É curioso como a grande maioria das relações à minha volta caem numa destas situações. Entristece-me que assim seja,e faz-me perder a fé. De resto, entristece-me que as pessoas à minha volta andem emocionalmente desencontradas umas das outras. Que não se entendam naturalmente. Que não se satisfaçam... que não sejam tudo umas para as outras, por mais que queiram. Toda esta temática é causa de grande dor e sofrimento para toda a gente, e eu incluo-me no clube, claro.Como disse uma pessoa que conheço: "O amor é bonito... é uma merda, mas é bonito.". É tudo sempre muito mais complicado do que podia e devia ser.

Acho que é bom conhecermos algumas pessoas diferentes - do sexo oposto ou não, dependendo da orientação pessoal - para sermos capazes de valorizar aquilo que nos é oferecido numa relação.
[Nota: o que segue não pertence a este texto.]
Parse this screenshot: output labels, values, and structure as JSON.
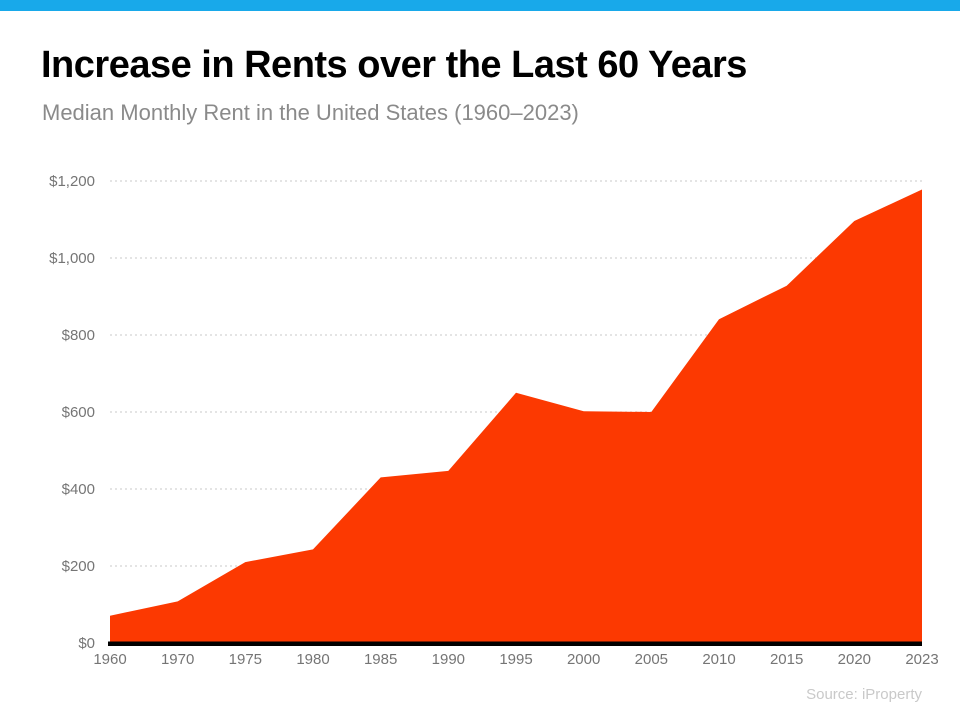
{
  "page": {
    "title": "Increase in Rents over the Last 60 Years",
    "subtitle": "Median Monthly Rent in the United States (1960–2023)",
    "source": "Source: iProperty"
  },
  "colors": {
    "top_bar": "#18A9EA",
    "area_fill": "#FC3901",
    "axis_line": "#000000",
    "gridline": "#C9C9C9",
    "tick_label": "#757575",
    "subtitle_text": "#8A8A8A",
    "title_text": "#000000",
    "source_text": "#C9C9C9"
  },
  "chart_data": {
    "type": "area",
    "title": "Increase in Rents over the Last 60 Years",
    "subtitle": "Median Monthly Rent in the United States (1960–2023)",
    "series_name": "Median Monthly Rent (USD)",
    "categories": [
      "1960",
      "1970",
      "1975",
      "1980",
      "1985",
      "1990",
      "1995",
      "2000",
      "2005",
      "2010",
      "2015",
      "2020",
      "2023"
    ],
    "values": [
      71,
      108,
      210,
      243,
      430,
      447,
      650,
      602,
      600,
      841,
      928,
      1096,
      1178
    ],
    "xlabel": "",
    "ylabel": "",
    "ylim": [
      0,
      1200
    ],
    "y_tick_interval": 200,
    "y_tick_labels": [
      "$0",
      "$200",
      "$400",
      "$600",
      "$800",
      "$1,000",
      "$1,200"
    ],
    "grid": "horizontal-dashed",
    "legend": "none",
    "source": "Source: iProperty"
  }
}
E é importante passarmos por estar com alguém que não gosta de nós, que não se dedica, que não faz sacrifícios e não se esforça por nós, para nos darmos conta daquilo que sente alguém que está junto de nós, e de quem não gostamos como queriamos. É preciso explorar, até para sermos capazes de calçar os ténis da outra pessoa.


Nem a menos, nem a mais. Se conhecermos demasiadas pessoas, talvez fique mais difícil dedicarmo-nos e entregarmo-nos a uma delas. Ou porque ficamos demasiado intolerantes, selectivos, e egoístas, ou porque nasce dentro de nós um sentimento - mesmo que não consciente - de que tudo tem um fim, e portanto haverá sempre alguém a seguir para preencher o lugar, o que implica uma incapacidade de dar uma oportunidade real à pessoa que gosta de nós. Penso que este é um risco muito real que corremos.


No extremo oposto, temos uma versão requintada da alegoria da caverna. Como é possível saber que gostamos realmente de uma coisa ou de uma pessoa e a preferimos a todas as outras a partir do momento em que ficamos a saber que existe uma enormidade de coisas e pessoas no mundo? Ainda por cima, o mundo actual é pródigo em confrontar-nos com situações, estímulos, e solicitações.

É bom viajar e conhecer... experimentar... mas, talvez, como disse alguém um dia, o melhor de viajar seja o regressar a casa (seja lá o que isso possa significar para vós), anos depois, como bom filho, como bom amante, e como bom companheiro, desejando aquilo que se tem. Há muita gente que não regressa, e outra tanta que não chega a partir.

*

Peço desculpa pela confusão de ideias transportada pelas linhas que escrevo. Acredito que desde que comecei a estudar para o exame - que já foi em Novembro - nunca mais me consegui exprimir como dantes. Espero que seja uma fase que passe o mais depressa possível.